This requires the supervisor binary to be pre-staged on every node, typically by a DaemonSet or by baking it into the node image. The pods mount it read-only.

Why we diverge

OpenShift's restricted-v2 SCC (the default for workloads) blocks hostPath volume mounts. Using hostPath requires either:

  • privileged SCC (too broad, violates least-privilege)
  • A custom SCC that allows hostPath but restricts everything else (operational overhead per cluster)
  • Dropping to anyuid or hostaccess SCCs (security regression)

Additionally, a DaemonSet to pre-stage the binary on every node requires its own elevated SCC, RBAC, and lifecycle management.

Our approach

We use an init container that copies the supervisor binary from a container image into an emptyDir volume shared with the agent container:

initContainers:
  - name: supervisor-init
    image: ghcr.io/nvidia/openshell-community/supervisor:latest
    command: ["cp", "/usr/local/bin/openshell-sandbox", "/opt/openshell/bin/"]
    volumeMounts:
      - name: supervisor-bin
        mountPath: /opt/openshell/bin

containers:
  - name: agent
    command: ["/opt/openshell/bin/openshell-sandbox"]
    volumeMounts:
      - name: supervisor-bin
        mountPath: /opt/openshell/bin
        readOnly: true

volumes:
  - name: supervisor-bin
    emptyDir: {}

Trade-offs

hostPath (upstream) Init container (ours)
SCC requirement Needs hostPath access (custom or privileged SCC) Works without hostPath
Node pre-staging Required (DaemonSet or baked into node image) Not required
Cold start cost None (binary already on node) One cp command (~15MB, <1 second)
Image pull None (binary on node filesystem) One pull per node (cached after first)
Supervisor version Tied to what's on the node Tied to init container image tag
BYOC compatibility Works with any agent image Works with any agent image
Operational overhead DaemonSet lifecycle, node affinity, SCC exceptions None beyond the init container

The init container approach trades a negligible cold start cost (copying one binary) for significantly simpler operations on OpenShift. No DaemonSet, no node access, no SCC exceptions for the delivery mechanism.

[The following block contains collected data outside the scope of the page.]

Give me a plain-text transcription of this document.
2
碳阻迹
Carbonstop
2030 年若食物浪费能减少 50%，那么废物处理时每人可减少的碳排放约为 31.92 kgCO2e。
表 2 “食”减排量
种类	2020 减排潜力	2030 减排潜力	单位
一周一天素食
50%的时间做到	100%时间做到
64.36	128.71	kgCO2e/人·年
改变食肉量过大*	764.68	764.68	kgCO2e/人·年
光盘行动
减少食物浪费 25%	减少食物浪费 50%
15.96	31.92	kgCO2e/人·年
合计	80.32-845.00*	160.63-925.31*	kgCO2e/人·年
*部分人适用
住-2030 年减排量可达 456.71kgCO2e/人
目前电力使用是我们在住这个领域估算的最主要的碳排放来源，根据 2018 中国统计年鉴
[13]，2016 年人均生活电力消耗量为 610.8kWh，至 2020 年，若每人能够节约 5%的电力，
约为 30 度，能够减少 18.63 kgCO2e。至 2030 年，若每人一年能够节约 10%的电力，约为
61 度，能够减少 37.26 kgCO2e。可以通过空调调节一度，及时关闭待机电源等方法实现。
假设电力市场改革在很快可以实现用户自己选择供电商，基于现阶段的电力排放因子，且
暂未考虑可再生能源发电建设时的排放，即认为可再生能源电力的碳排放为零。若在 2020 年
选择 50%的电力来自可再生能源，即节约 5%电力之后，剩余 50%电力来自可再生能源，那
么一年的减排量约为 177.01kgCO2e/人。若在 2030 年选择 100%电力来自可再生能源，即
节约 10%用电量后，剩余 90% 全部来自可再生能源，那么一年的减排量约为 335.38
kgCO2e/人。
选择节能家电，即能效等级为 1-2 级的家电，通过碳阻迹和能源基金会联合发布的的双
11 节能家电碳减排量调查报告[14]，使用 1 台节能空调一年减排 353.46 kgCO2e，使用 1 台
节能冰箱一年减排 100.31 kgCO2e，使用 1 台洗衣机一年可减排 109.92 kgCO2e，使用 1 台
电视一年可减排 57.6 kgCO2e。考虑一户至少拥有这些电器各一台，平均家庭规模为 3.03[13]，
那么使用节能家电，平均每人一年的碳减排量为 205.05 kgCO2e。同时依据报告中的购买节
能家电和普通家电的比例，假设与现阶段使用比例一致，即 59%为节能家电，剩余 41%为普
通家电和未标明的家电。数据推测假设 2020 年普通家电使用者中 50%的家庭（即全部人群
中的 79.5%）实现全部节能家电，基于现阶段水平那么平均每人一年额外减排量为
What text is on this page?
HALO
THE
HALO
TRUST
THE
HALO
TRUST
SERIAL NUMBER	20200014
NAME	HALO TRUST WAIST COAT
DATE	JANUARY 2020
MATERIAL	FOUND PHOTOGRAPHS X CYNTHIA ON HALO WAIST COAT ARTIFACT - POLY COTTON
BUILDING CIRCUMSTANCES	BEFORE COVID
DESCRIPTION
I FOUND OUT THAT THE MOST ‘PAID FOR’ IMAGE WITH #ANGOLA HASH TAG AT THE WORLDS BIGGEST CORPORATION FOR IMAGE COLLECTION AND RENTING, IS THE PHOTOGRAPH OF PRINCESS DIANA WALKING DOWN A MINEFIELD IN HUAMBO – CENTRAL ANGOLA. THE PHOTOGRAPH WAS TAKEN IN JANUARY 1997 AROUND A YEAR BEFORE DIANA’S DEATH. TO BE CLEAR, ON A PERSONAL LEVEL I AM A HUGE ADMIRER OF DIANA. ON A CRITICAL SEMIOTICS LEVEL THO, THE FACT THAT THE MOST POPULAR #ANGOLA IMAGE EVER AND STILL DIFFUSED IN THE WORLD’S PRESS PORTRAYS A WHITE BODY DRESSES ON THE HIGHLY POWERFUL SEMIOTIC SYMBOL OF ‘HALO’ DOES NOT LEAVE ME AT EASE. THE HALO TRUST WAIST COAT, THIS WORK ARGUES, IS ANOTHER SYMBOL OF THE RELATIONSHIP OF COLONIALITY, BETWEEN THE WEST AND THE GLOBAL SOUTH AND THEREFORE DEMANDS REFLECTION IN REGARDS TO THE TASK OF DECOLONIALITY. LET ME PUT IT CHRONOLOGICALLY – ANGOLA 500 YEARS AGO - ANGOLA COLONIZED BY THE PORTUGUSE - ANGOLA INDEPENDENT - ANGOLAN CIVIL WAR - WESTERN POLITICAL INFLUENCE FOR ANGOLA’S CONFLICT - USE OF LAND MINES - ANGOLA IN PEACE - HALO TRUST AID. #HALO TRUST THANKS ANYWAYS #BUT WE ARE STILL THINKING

Note: the agent container itself still requires elevated capabilities (SYS_ADMIN, NET_ADMIN, SYS_PTRACE, SYSLOG) for the supervisor to create network namespaces and install Landlock/seccomp. This requires a custom SCC regardless of the supervisor delivery method. The init container approach eliminates the additional SCC exception that hostPath would require on top of the capabilities.